I’ve also noticed that when opening the nvidia-settings GUI through the command line, even with the “-n” argument, the line

(nvidia-settings:4969): GLib-GObject-CRITICAL **: 12:12:22.866: g_object_unref: assertion ‘G_IS_OBJECT (object)’ failed

is printed. I’m not sure if this is relevant or not, though. There are also many ACPI errors related to my GPU in my nvidia-bug-report.log, but again, I’m not sure if they’re relevant here.

[ 1.847775] ACPI BIOS Error (bug): Failure creating named object [_SB.PC00.PEG1.PEGP._DSM.USRG], AE_ALREADY_EXISTS (20221020/dsfield-184)
[ 1.847779] ACPI Error: AE_ALREADY_EXISTS, CreateBufferField failure (20221020/dswload2-477)
[ 1.847781] ACPI Error: Aborting method _SB.PC00.PEG1.PEGP._DSM due to previous error (AE_ALREADY_EXISTS) (20221020/psparse-529)

(this repeats about 15 times).

Just a blind shot but I have the same issue and it gets fixed after running glxinfo then xrandr without any arguments. Don’t ask me why, but running those have some hidden side effect most likely.

I’m glad to hear at least someone else is getting the same issue.
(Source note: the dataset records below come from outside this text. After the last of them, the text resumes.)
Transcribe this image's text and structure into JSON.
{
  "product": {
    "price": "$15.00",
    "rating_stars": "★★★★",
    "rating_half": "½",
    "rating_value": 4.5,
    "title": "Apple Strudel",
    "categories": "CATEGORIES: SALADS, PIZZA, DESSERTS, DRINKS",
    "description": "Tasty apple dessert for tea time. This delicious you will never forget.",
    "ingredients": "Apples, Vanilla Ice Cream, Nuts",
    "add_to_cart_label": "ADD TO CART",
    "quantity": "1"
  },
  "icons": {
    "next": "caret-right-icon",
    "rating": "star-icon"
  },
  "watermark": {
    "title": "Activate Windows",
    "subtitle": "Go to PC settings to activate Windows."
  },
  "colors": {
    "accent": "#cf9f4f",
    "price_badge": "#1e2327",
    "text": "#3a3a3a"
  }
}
It doesn’t permanently fix it for me, but running glxinfo definitely causes it to stop for a few seconds in the exact same way that opening nvidia-settings does. So I guess that answers the question of why opening nvidia-settings seems to “fix” it sometimes, and shifts the question to: why does reading glxinfo seem to “fix” the issue sometimes? Why did it fully fix things on my previous install, but now only fixes it for a few seconds, like something is being “refreshed”?

xrandr seems to do nothing for me, unfortunately.

By the way, what kind of hardware do you have? And can you post your xorg.conf/other files? Sorry, but I really would like to know if there is anything I can do that might help me get my system back to a state where I can fix the issue, even temporarily.